Страница 115 из 117
Т. Шевченко, И. Котляревский, Н. Гоголь, В. Короленко, П. Мирный, В. Капнист, А. Макаренко, Н. Ватутин, А. Луначарский — все отмечены теми или иными знаками доброй памяти. Некоторые почтены не только бронзовыми или иными статуями, но и мемориальными музеями.
Иван Петрович Котляревский особо отличен полтавчанами. В городе два памятника ему: мемориальный музей и своеобразный мемориальный комплекс — усадьба Ивана Петровича.
Усадьба расположена на обрыве Подольской горы, с которой открывается широкая панорама Приворсклянских лугов. Усадьба восстановлена в том виде, в каком была при жизни её хозяина. Жилой домик в шесть низеньких комнат, сарай, комора под камышовыми крышами. Возле дома — колодец с журавлём и деревянной бадейкой на цепи.

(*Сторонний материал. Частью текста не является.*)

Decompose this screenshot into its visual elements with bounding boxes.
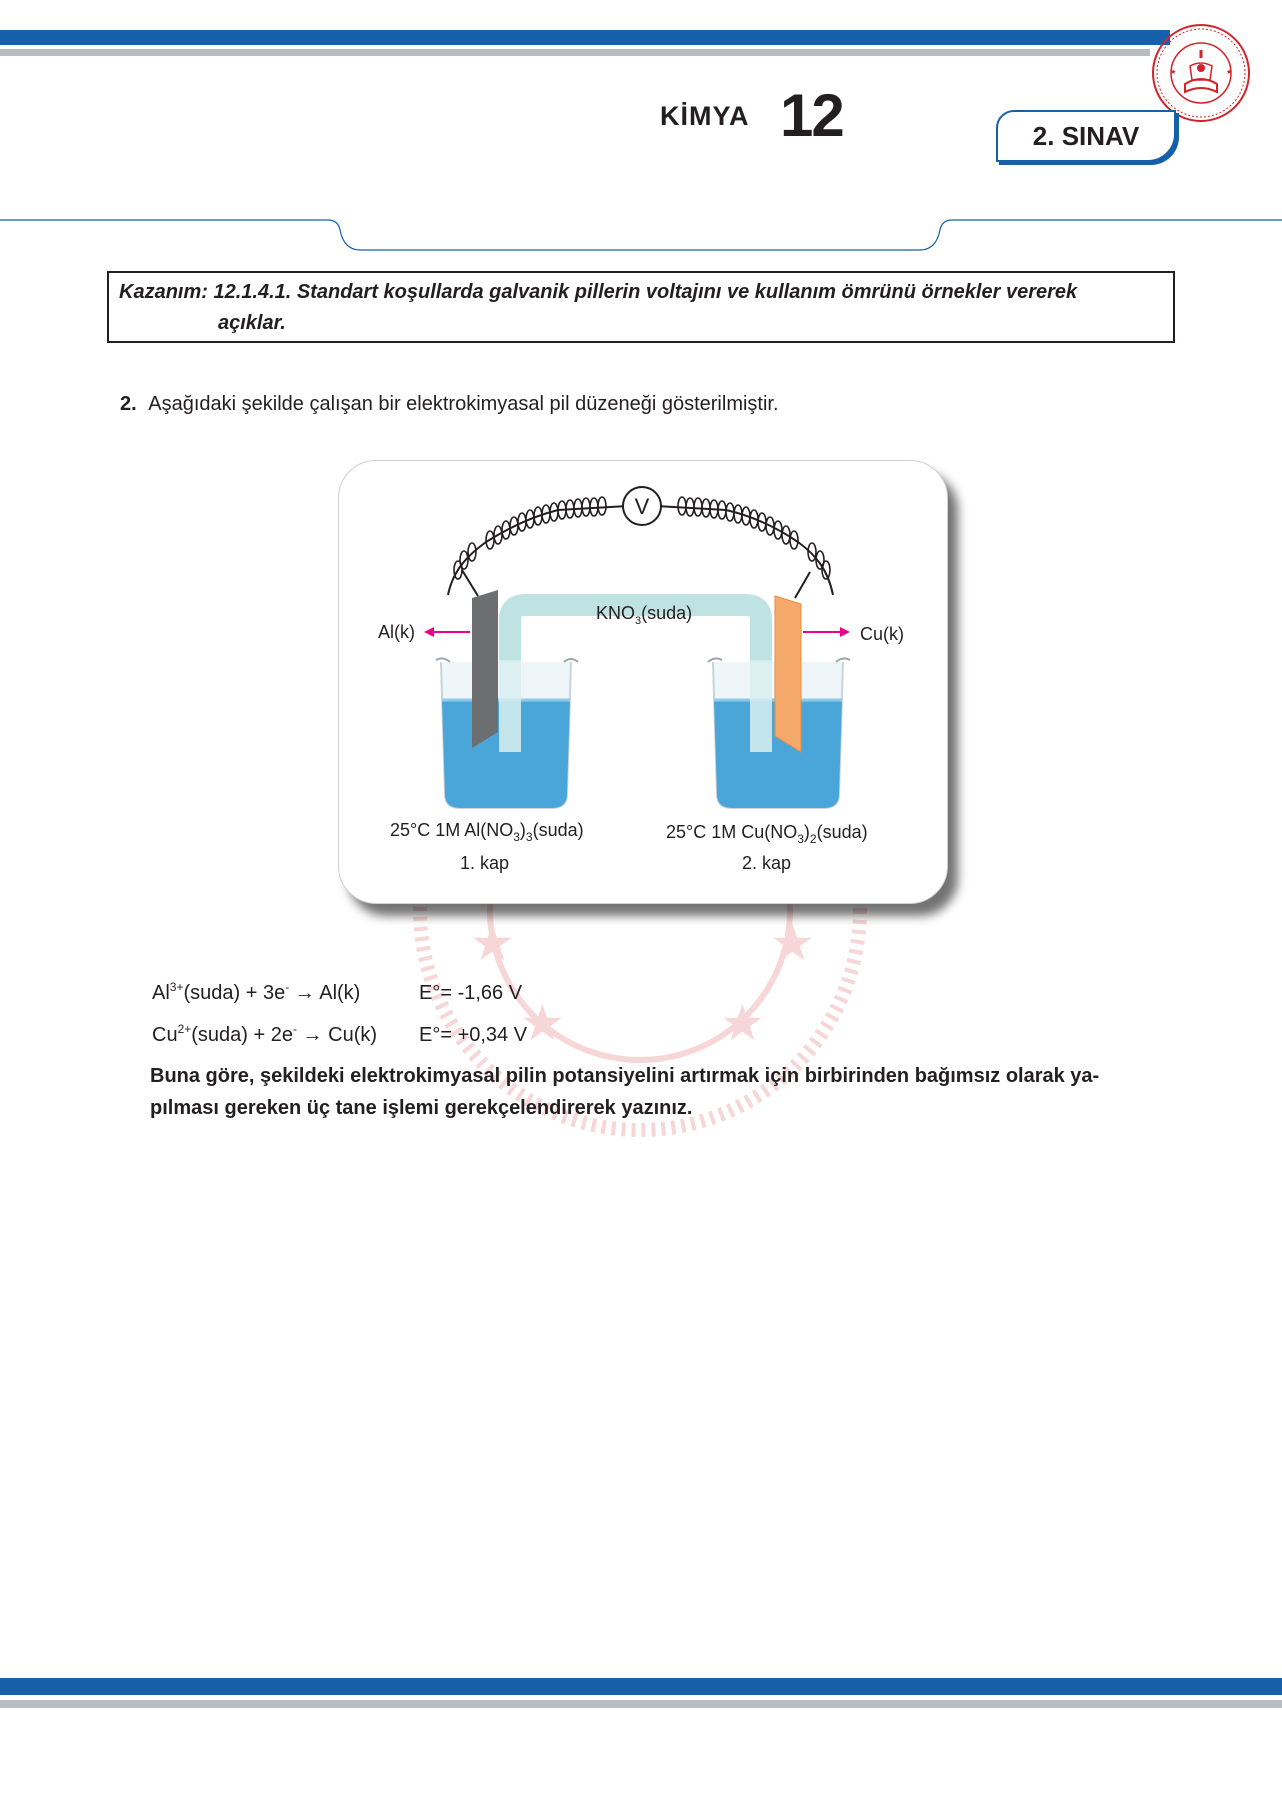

Вместе с другими участниками празднеств я побродил по усадьбе, выпил студёной колодезной воды прямо из бадейки, зашёл в дом и подсел в рабочей комнате Котляревского к его столу, осмотрелся. Всё вокруг было скромно и непритязательно.
Однако, несмотря на скромность жилища Котляревского, посетители и гости при жизни хозяина усадьбы бывали здесь постоянно. Приходили воспитанники и учителя Дома воспитания для бедных, работники «богоугодных заведений», которыми задал Котляревский, горожане и казаки, искавшие защиты от притеснявших их чиновников.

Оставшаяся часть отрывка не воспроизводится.